I woke up to app vomit on my wall the other day. Twenty two posts in a row with a nauseating pink gradient filled heart paraded in front of me like a digital attack as I scrolled down. With all the drama surrounding hacking and cyberwarfare as of late, and phrases like the “Pearl Harbor of the digital age” being thrown around, my relationship with the internet is kind of on the rocks. I felt violated by this unwarranted post-a-thon happening under my name. Especially considering, on a public digital surface that calls itself mine, people I know and trust taunt me with answers to intense, personal questions, like:
What was this combination of algorithms that wrote such a strange broken poetry all over my wall, so that everyone could see? I was expected to play a game to unlock the answer to this odd inquiry? The bizarre syntax spit out of some mathematical formula was intimate, familiar, and intrusive. I was posed questions about my identity (is Hannah a terrorist?) and probed into the touchy and complex territory of relationships (do you love Hannah?).
The oddest part, and what made me carefully read through the over twenty similar boxes lining my wall, was the title of this game, or app, or whatever they call it these days:
Just four lower case letters, the simplicity of its visual presence ironically butting against an overdetermined connotative weight. Every way the word inserted itself into the blue and white interface was just, well, weird. Kind of mundanely haunting? Irkingly dark? Quietly offensive? I got caught in the simultaneous feeling of banal annoyance, apathetic disturbance, and paralysing intrigue. As a linguaphile and digital addict in general, I was trapped and repulsed by love’s bizarre serenade. I hesitated, soaking in the questions, for almost two and half minutes when I was asked to decide:
What was love trying to tell me? Would I miss it all together if I blocked its advances? Why was my decision about its presence couched in such absolutes: all posts? Was I sure I wanted this? Forever?

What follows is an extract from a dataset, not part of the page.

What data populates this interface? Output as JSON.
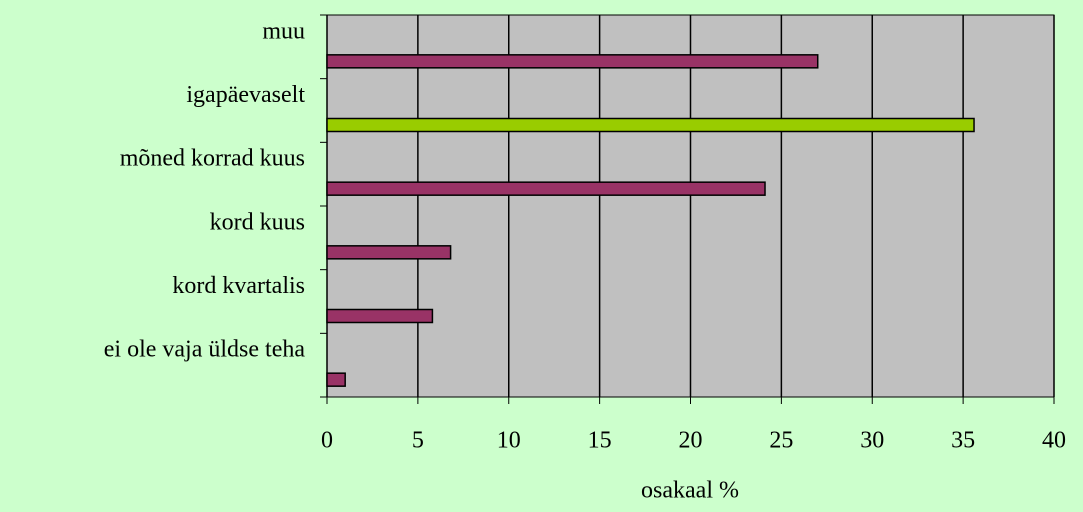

It is hard to connect, even though we are hyper-connected, through wires and across clouds. It is hard to see, even though everything is crystal clear HD or coming right at us 3D. It is hard to feel and think, even though information and commentary comes at us at hyper-speed, updated every ten seconds. Who did love really think it was, to dictate the way I deal with unanswerable questions about all those strange and beautiful emotion things? I have trouble saying “I love you” to those that I do, and figuring out how to handle the multi-faceted valences of a sticky, if oh-so-sweet thing, like this particular four letter word takes up a lot of my emotional energy. The mathematically generated questions parading under my digital identity reduced the in-real-life experience of love to box after box of post, to simply love: a thing to unlock with a few minute twitches of an index finger, a routine series taps on matte black square keys. love managed to erase all the beauty of the real love’s contradictory presence in our lives.
I didn’t want to see more. I made a decision:
With a click, love was forever blocked, but love was not.